Now that you have a little context on the history and significance of reinforcement learning, let’s dive deeper into how RL algorithms actually work. RL is a pseudo supervised machine learning method. Think of something in between clustering (completely unsupervised — there are no labels and the algorithm learns the relationships in the data on its own) and classification (completely supervised — the algorithm is given data and labels). On the other side of the spectrum there are rules based engines, like Deep Blue, that don’t involve any learning.
The goal of the RL algorithm is to maximize future rewards. The algorithm doesn’t know what actions to take initially, but in the process of trying to maximize rewards, the algorithm learns what actions lead to rewards. This process can still be distilled to the simple concept of trial and error learning. When the RL algorithm does something good, it is rewarded. When the algorithm does something bad, it is penalized. In this way, the RL algorithm is guided in its learning process. It is important to note that the RL algorithm takes actions on its own and moves about the environment randomly as it learns to maximize rewards. A helpful analogy for the different types of machine learning is training a dog.
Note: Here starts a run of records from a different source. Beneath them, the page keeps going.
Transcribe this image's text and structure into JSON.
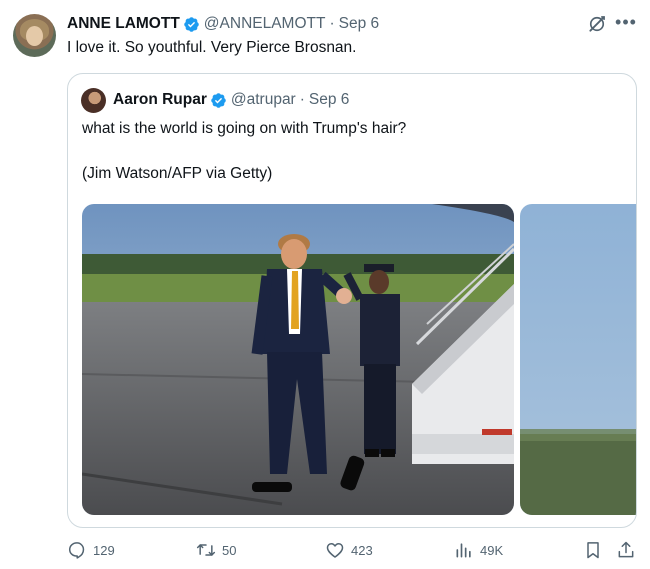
{
  "tweet": {
    "author_name": "ANNE LAMOTT",
    "author_handle": "@ANNELAMOTT",
    "separator": "·",
    "date": "Sep 6",
    "text": "I love it. So youthful. Very Pierce Brosnan."
  },
  "quoted": {
    "author_name": "Aaron Rupar",
    "author_handle": "@atrupar",
    "separator": "·",
    "date": "Sep 6",
    "text": "what is the world is going on with Trump's hair?",
    "credit": "(Jim Watson/AFP via Getty)"
  },
  "actions": {
    "replies": "129",
    "reposts": "50",
    "likes": "423",
    "views": "49K"
  },
  "colors": {
    "verified": "#1d9bf0",
    "muted": "#536471",
    "border": "#cfd9de"
  },
  "icons": [
    "verified-badge-icon",
    "grok-icon",
    "more-icon",
    "reply-icon",
    "repost-icon",
    "like-icon",
    "views-icon",
    "bookmark-icon",
    "share-icon"
  ]
}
Rules engines are traditional computer science, similar to hard programming instructions into a robot dog. The robot dog is not truly learning any tricks; it is simply executing instructions. Deep Blue is a great example of a rules engine.
Supervised learning is like teaching a dog how to do something by example. Teaching by example is similar to providing an algorithm with labeled data to learn from.
Unsupervised learning is like a dog learning from other dogs. The dog has no direct supervision but it learns from other dogs, aka data points, around it.
Reinforcement learning is similar to teaching a dog how to behave by rewarding it with treats. The dog may not know how to behave initially, but it learns to associate certain actions with rewards in the form of treats.
The terminology and process of RL is quite different from other types of machine learning. Instead of features and labels, you have an agent and an environment. Sounds complicated? Below are the major key vocabulary terms for RL.
- Agent: Think of the agent as the algorithm. It takes actions in the environment.
- Environment: This is where the agent exists, operates, and takes actions.
- State: The situation the agent is in at a given moment in time. It changes based on the actions the agent takes.
- Actions: The agent can take various actions to interact with the environment.
- Rewards: Rewards are feedback that the agent receives from the environment after taking an action. Rewards can be positive or negative.
In summary, an agent takes an action that changes the state of the environment and obtains rewards from the environment. The agent then learns from the rewards it receives from the environment.